Le commissaire français Thierry Breton explique démissionner sous la pression d'Ursula von der Leyen

Thierry Breton, commissaire au Marché intérieur également en charge de la technologie et de la défense, a annoncé sa démission de la Commission européenne lundi 16 septembre, dans un dernier mouvement visant à remettre en cause la légitimité d’Ursula von der Leyen.

/ Euractiv.com
EU Commission weekly college meeting
L’Union européenne (UE) débloquera rapidement des fonds du Fonds de solidarité de l’UE pour les réparations et 10 milliards d’euros du Fonds de cohésion pour les réparations les plus urgentes, a annoncé Ursula von der Leyen. [EPA-EFE/OLIVIER HOSLET]

Thierry Breton, commissaire au Marché intérieur, également en charge de la technologie et de la défense, a annoncé sa démission de la Commission européenne lundi 16 septembre, en ne manquant pas d’envoyer une dernière pique à Ursula von der Leyen.

Thierry Breton était commissaire européen depuis cinq ans au sein du Collège de la présidente Ursula von der Leyen. Il avait été nommé une nouvelle fois à ce poste par le président français Emmanuel Macron cet été.

« Vous avez demandé à la France de retirer mon nom — pour des raisons personnelles qu’en aucun cas vous n’avez discutées directement avec moi — et avez offert, en guise de compromis politique, un portefeuille prétendument plus influent pour la France dans le futur collège », a écrit Thierry Breton dans une lettre adressée à Ursula von der Leyen et publiée sur X.

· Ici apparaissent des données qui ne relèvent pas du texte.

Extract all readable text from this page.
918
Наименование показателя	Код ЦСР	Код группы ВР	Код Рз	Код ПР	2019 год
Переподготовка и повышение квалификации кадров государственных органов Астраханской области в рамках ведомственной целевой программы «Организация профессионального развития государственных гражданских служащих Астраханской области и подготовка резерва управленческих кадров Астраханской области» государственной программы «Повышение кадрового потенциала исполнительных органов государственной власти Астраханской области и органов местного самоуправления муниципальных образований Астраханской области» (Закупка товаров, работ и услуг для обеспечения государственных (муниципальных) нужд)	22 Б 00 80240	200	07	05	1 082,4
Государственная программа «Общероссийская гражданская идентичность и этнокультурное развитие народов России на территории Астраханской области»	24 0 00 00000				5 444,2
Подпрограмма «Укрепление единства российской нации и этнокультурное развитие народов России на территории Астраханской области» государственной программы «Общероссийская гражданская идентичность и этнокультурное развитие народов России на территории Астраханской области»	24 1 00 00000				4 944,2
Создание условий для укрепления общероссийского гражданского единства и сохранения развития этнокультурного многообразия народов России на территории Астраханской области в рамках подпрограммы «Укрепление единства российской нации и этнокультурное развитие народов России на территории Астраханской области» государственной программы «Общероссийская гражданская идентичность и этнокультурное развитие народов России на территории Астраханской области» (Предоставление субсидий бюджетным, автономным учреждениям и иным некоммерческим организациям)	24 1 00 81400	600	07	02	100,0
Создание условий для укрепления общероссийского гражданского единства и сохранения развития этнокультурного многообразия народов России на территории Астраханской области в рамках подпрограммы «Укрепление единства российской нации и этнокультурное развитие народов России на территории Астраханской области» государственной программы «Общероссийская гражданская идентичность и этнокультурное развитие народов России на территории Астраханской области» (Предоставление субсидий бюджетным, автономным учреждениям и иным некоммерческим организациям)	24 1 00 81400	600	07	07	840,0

Ursula von der Leyen avait demandé aux États membres de privilégier la nomination de femmes pour atteindre la parité au sein du Collège de commissaires.

Mais Thierry Breton, dans sa lettre de démission, l’accuse de proposer d’échanger des noms contre des portefeuilles plus attrayants.

Impossible de savoir si son appel au changement de nom est basé sur des questions de parité ou des divergences d’opinion. Et le flou demeure sur le fait de savoir si la France nommera une femme à la place de Thierry Breton.

La vice-présidente du groupe des Verts au Parlement européen, Marie Toussaint, a demandé sur X au président Emmanuel Macron de nommer une femme.

Thierry Breton s’est souvent opposé à Ursula von der Leyen au cours des derniers mois. En mars, il a ouvertement critiqué sa candidature en tant que tête de liste du Parti populaire européen (PPE) dans la campagne pour les européennes.

Avec le soutien d’autres commissaires, il lui a demandé en avril de revoir sa décision de nommer Markus Pieper en tant qu’envoyé pour les petites et moyennes entreprises (PME), suggérant que son choix d’un collègue affilié à l’Union chrétienne-démocrate allemande (CDU/PPE) était une manœuvre politique.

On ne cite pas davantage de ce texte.